I am trying to understand proof of the mentioned theorem. So let $f:A\rightarrow B$ and $g:B\rightarrow A$ be injective maps. Then there exists a bijection from $A$ to $B$. I tried to understand following steps, and after intuitive picture of the proof given in Charles Pugh's Real Mathematical Analysis, I confused in one step.
(1) If $f(A)=B$, then $f$ is a required bijection from $A$ to $B$; similarly if $g(B)=A$ then $g$ is a required bijection.
(2) Thus, assume that $f(A)<B$ (proper subset) and $g(B)<A$.
(3) Using injectivity of $f$ and $g$, along with (2), we can obtain two strictly decreasing sequences of subsets: one in $A$ and other in $B$:
$$A > g(B) > gf(A) > gfg(B) > gfgf(A) > \cdots $$ and $$B>f(A) > fg(B) > fgf(A) >fgfg(B) > \cdots $$
(4) Think of set $A$ and $B$ as pictorially represented as rings, and all above subsets as proper subrings.
Then the key step (observation) is
annulus $A\setminus g(B)$ is bijection with annulus $f(A)\setminus fg(B)$ (under $f$) and
annulus $B\setminus f(A)$ is in bijection with $g(B)\setminus gf(A)$ (under $g$.
(5) Once (4) is complete, ignore first two anuli in above two series; argue in similar way for next two.
Q. The above sequence of sets is countable strictly decreasing sequence of subsets of $A$ and of $B$. But we do not know, whether given $x\in A$, it will lie in some annuli or not. Thus, it seems that above bijections is incomplete; something is remained in the proof. How should I complete the proof?
This isn't a very clear write-up, and it's missing a key step. Here's how I would phrase it (although actually I prefer a different argument entirely):
First, we change notation a bit to make things easier to write: we'll let $S_i$ denote the $i$th annulus of $A$ (so $S_0=A\setminus g(B), S_1=g(B)\setminus gf(A),$ etc.) and $T_i$ denote the $i$th annulus of $B$ (so $T_0=B\setminus f(A), T_1=f(A)\setminus fg(B)$, etc.).

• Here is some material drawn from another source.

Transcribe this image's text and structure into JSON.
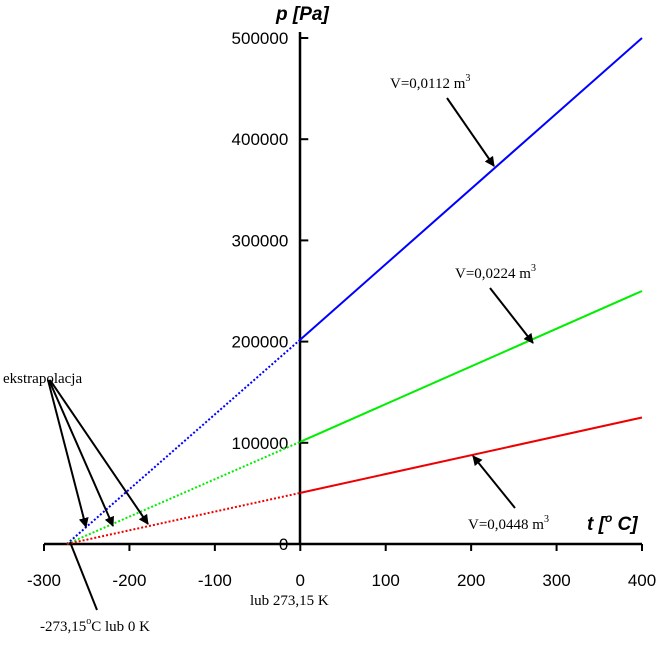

Next we show that $S_{2n}\equiv T_{2n+1}$ and $T_{2n}\equiv S_{2n+1}$ for each $n$ (e.g. $S_0$ is in bijection with $T_1$, $S_1$ is in bijection with $T_0$, $S_2$ is in bijection with $T_3$, $S_3$ is in bijection with $T_2$, etc.).
But we're not done yet (and this is the step Pugh omits): why need we have $A=\bigcup_{i\in\mathbb{N}}S_i$ (and similarly for $B$)? Indeed this doesn't need to hold in general (suppose there is some $a\in A$ such that $gf(a)=a$ ...). So we also have to consider the "bad sets" $$X=A\setminus(\bigcup_{n\in\mathbb{N}}S_n)\quad\mbox{and}\quad Y=B\setminus (\bigcup_{n\in\mathbb{N}}T_n).$$ Now you need to show that $f$ is a bijection between $X$ and $Y$. Once you've done that, you'll be done: you'll have partitioned $A$ into one family of sets, $B$ into another family of sets, and "paired up" those families such that bijections exist appropriately.